Так за что же мне жалеть их? О чем плакать у их изголовья? Мне известно и преимущество мертвых. Как легка была кончина той пленницы. Ее смерть стала для меня откровением в мои шестнадцать лет. Когда ее принесли, она уже умирала, кашляла в платок и, как загнанная газель, прерывисто, часто дышала. Но не смерть занимала ее, ей хотелось одного — улыбнуться. Улыбка реяла возле ее губ, как ветерок над водой, мановение мечты, белоснежная лебедь. День ото дня улыбка становилась все явственней, все драгоценней, и все труднее становилось удерживать ее, пока однажды лебедь не улетела в небо, оставив след на воде — розовую полоску губ.

А мой отец? Смерть завершила его и уподобила изваянию из гранита. Убийца поседел, его раздавило величие, которое обрела бренная земная оболочка, прободенная его кинжалом.
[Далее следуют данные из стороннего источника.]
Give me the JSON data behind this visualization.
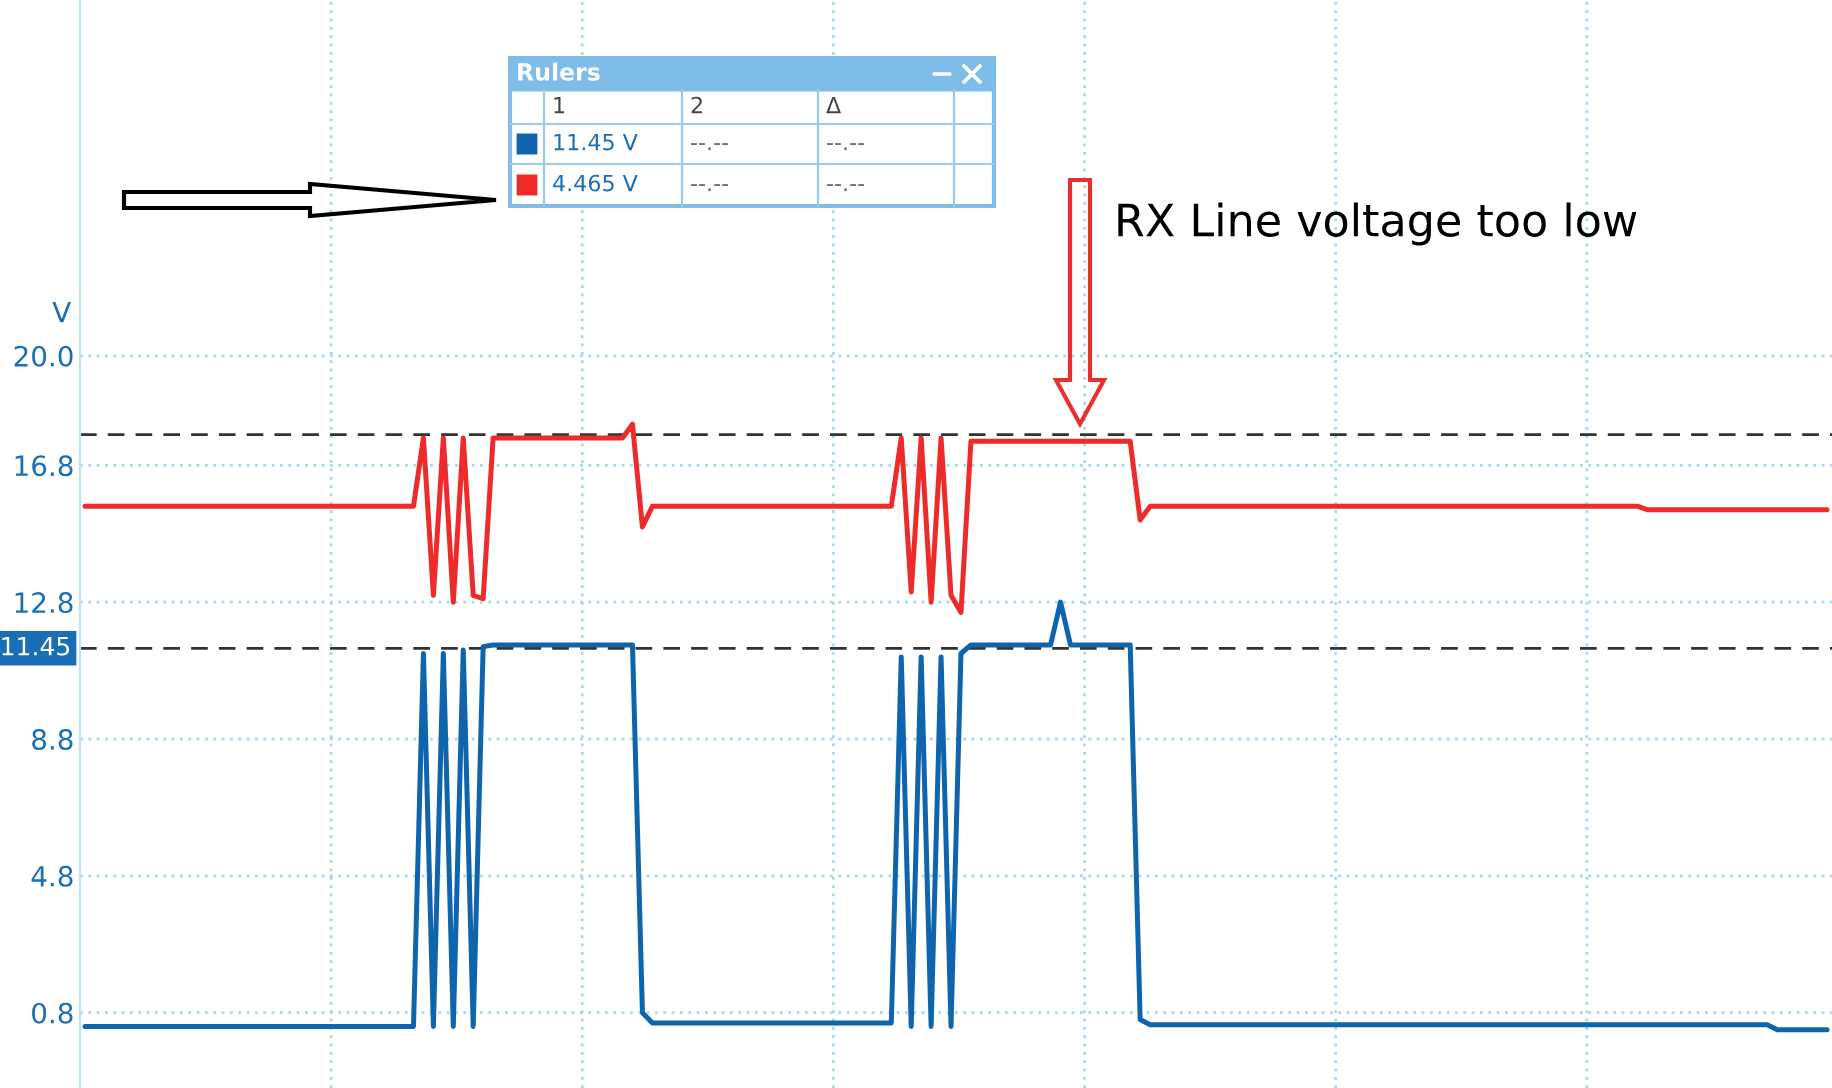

Не жертва — царственный саркофаг каменел перед ним, и безмолвие, которому сам убийца стал причиной, обессилило и сковало его. На заре в царской опочивальне слуги нашли убийцу, он стоял на коленях перед мертвым царем.

Цареубийца переместил моего отца в вечность, оборвал дыхание, и на целых три дня дыхание затаили и мы. Даже после того, как мы опустили гроб в землю, плечи у нас не расправились и нам не захотелось говорить. Царя не было с нами, он нами не правил, но мы по-прежнему нуждались в нем, и, опуская на скрипучих веревках в землю, мы знали, что заботливо укрываем накопленное, а не хороним покойника. Тяжесть его была тяжестью краеугольного камня храма. Мы не погребали, мы укрепляли землей опору, которой он был и остался для нас.

Что такое смерть, мне тоже рассказал отец. Он заставил меня посмотреть ей в лицо, когда я был совсем юным, ибо и сам никогда не опускал глаз. Кровь орла текла в его жилах.

Случилось это в проклятый год, который назвали потом годом «солнечных пиршеств». Солнце, пируя, растило пустыню. На слепящем глаза раскаленном песке седела верблюжья трава, чернела колючка, белели скелеты, шуршали прозрачные шкурки ящериц. Солнце, к которому прежде тянулись слабые стебли цветов, губило свои творенья и, как ребенок сломанными игрушками, любовалось раскиданными повсюду останками.